Maar hij zeide nog des te meer: Al moest ik met U sterven, zo zal ik U geenszins verloochenen. En insgelijks zeiden zij ook allen.

Exodus 19:8

Toen antwoordde al het volk gelijkelijk, en zeide: Al wat de HEERE gesproken heeft, zullen wij doen! En Mozes bracht de woorden des volks weder tot den HEERE.

Deuteronomium 5:27-29

Nader gij, en hoor alles, wat de HEERE, onze God, zeggen zal; en spreek gij tot ons al wat de HEERE, onze God, tot u spreken zal, en wij zullen het horen en doen.

2 Koningen 8:13

En Hazael zeide: Maar wat is uw knecht, die een hond is, dat hij deze grote zaak doen zou?

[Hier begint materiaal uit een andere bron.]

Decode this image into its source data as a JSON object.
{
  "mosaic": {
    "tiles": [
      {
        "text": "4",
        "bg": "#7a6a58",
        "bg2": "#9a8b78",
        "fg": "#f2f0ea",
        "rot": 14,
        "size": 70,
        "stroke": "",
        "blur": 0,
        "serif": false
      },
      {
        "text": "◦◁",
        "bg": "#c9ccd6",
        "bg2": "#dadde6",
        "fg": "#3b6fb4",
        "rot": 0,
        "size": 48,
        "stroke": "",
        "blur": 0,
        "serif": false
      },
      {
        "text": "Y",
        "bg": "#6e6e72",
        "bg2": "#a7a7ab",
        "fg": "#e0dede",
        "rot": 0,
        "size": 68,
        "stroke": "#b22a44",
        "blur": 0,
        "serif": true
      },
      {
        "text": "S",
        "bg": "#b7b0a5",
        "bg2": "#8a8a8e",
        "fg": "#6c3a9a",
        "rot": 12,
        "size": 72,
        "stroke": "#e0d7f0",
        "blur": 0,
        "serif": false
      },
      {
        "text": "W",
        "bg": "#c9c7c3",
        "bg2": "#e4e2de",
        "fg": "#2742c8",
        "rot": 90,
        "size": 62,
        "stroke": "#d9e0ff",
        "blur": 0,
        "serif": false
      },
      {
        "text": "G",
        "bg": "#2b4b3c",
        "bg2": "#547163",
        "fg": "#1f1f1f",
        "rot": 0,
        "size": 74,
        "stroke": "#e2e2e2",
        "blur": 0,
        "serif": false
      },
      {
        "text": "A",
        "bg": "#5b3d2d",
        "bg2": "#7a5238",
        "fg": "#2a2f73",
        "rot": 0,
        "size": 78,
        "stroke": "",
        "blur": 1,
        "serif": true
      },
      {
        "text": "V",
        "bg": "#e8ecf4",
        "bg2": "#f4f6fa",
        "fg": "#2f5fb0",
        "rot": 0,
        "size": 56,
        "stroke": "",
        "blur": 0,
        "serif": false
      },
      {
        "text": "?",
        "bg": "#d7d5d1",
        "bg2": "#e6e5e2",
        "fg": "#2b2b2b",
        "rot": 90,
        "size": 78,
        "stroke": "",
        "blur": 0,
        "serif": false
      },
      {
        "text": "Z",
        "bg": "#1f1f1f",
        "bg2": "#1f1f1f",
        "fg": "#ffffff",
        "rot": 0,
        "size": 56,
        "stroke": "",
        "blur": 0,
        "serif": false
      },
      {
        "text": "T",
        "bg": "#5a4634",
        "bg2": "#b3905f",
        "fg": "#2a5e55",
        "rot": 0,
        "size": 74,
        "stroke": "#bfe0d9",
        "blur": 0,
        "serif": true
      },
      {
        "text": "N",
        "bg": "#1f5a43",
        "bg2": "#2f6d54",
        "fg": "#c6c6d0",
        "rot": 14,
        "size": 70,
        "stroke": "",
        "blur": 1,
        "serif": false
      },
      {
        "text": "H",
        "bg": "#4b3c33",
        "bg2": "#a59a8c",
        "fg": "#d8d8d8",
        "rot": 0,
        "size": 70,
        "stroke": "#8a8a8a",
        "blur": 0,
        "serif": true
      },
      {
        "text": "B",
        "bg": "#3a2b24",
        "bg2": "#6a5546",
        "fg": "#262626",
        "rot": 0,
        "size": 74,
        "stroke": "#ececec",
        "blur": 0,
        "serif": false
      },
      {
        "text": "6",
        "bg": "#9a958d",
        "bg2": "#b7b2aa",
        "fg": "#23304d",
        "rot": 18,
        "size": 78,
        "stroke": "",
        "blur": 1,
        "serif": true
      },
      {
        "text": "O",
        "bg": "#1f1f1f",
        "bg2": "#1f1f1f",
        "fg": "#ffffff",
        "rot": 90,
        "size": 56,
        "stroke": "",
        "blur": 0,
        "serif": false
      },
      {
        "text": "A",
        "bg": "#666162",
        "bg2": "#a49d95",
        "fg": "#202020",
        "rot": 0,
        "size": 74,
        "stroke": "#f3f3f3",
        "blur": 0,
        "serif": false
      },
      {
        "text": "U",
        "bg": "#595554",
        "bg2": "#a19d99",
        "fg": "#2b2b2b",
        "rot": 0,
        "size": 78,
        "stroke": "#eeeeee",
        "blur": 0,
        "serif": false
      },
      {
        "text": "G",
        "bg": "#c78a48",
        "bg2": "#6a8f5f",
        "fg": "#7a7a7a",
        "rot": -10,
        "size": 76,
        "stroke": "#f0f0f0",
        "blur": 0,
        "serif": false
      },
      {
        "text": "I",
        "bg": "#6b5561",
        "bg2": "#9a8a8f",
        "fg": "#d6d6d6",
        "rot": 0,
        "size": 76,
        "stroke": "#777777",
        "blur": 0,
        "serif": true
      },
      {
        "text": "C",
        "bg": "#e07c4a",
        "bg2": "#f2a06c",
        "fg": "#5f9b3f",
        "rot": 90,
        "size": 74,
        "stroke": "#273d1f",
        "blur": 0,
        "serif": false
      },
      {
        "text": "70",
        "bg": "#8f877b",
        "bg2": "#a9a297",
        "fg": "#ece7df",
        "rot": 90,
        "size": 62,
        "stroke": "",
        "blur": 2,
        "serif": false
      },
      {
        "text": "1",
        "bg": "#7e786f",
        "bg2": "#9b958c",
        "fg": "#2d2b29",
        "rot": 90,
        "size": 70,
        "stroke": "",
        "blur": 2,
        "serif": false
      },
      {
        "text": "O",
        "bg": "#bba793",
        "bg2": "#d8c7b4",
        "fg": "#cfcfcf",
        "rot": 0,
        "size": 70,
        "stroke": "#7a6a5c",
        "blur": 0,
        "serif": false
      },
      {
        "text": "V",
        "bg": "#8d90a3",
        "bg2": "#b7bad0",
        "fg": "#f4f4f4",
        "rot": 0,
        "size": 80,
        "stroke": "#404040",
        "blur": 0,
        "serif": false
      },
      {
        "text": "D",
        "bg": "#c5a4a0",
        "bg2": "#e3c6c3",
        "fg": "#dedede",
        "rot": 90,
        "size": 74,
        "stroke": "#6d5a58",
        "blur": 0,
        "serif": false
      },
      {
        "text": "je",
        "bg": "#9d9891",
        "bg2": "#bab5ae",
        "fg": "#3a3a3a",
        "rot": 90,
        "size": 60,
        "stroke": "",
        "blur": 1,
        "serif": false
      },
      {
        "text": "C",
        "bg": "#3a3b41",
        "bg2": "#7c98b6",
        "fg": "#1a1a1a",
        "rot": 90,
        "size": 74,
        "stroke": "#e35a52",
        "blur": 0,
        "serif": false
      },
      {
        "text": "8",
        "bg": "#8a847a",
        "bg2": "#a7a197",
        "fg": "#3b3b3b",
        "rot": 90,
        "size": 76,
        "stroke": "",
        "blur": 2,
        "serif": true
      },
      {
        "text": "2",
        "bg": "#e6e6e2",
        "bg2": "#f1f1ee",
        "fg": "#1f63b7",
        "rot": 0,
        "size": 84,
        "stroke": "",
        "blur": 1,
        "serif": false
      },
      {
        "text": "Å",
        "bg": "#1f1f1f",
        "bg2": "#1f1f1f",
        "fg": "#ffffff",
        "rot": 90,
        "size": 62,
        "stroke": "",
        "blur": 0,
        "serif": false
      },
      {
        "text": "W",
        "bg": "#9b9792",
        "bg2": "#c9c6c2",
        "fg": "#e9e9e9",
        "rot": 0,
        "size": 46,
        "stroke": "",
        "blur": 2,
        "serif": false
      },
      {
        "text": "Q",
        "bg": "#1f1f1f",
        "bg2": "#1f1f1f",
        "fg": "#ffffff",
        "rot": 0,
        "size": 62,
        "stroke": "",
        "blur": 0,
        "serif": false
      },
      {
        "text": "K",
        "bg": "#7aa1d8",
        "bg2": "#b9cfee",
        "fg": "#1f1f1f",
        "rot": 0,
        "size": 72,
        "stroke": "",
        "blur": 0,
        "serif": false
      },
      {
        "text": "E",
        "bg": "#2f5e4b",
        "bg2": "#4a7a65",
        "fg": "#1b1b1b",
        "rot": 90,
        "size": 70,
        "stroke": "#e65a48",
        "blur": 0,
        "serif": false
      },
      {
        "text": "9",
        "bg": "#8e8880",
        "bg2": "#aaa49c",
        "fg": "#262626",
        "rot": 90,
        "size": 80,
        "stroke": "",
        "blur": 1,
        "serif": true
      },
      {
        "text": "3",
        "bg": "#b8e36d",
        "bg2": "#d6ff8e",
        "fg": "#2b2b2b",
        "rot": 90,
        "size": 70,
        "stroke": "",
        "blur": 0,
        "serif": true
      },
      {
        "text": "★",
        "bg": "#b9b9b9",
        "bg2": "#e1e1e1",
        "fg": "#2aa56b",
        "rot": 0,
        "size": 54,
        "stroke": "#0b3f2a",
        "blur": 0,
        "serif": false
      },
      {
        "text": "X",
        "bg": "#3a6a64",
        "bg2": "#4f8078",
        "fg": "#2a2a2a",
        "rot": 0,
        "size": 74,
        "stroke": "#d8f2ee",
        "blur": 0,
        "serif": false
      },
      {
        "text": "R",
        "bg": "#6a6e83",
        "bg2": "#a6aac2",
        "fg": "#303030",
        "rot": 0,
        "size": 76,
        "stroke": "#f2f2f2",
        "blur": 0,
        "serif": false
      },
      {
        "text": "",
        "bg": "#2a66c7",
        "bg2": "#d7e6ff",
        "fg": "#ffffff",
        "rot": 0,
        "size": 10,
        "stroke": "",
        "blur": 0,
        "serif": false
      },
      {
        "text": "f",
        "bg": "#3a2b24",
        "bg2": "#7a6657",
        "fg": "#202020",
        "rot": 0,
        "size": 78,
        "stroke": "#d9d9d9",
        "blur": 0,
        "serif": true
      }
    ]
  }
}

En Elisa zeide: De HEERE heeft mij getoond, dat gij koning zijn zult over Syrie.

Job 40:4-5

Hebt gij een arm gelijk God? En kunt gij, gelijk Hij, met de stem donderen?

Psalmen 30:6

Ik zeide wel in mijn voorspoed: Ik zal niet wankelen in eeuwigheid.

Spreuken 16:18

Hovaardigheid is voor de verbreking, en hoogheid des geestes voor den val.

Spreuken 18:24

Een man, die vrienden heeft, heeft zich vriendelijk te houden; want er is een liefhebber, die meer aankleeft dan een broeder.

Spreuken 29:23

De hoogmoed des mensen zal hem vernederen; maar de nederige van geest zal de eer vasthouden.

Jeremia 10:23

Ik weet, o HEERE! dat bij den mens zijn weg niet is; het is niet bij een man, die wandelt, dat hij zijn gang richte.

Jeremia 17:9

Arglistig is het hart, meer dan enig ding, ja, dodelijk is het, wie zal het kennen?

Johannes 13:37

Petrus zeide tot Hem: Heere, waarom kan ik U nu niet volgen? Ik zal mijn leven voor U zetten.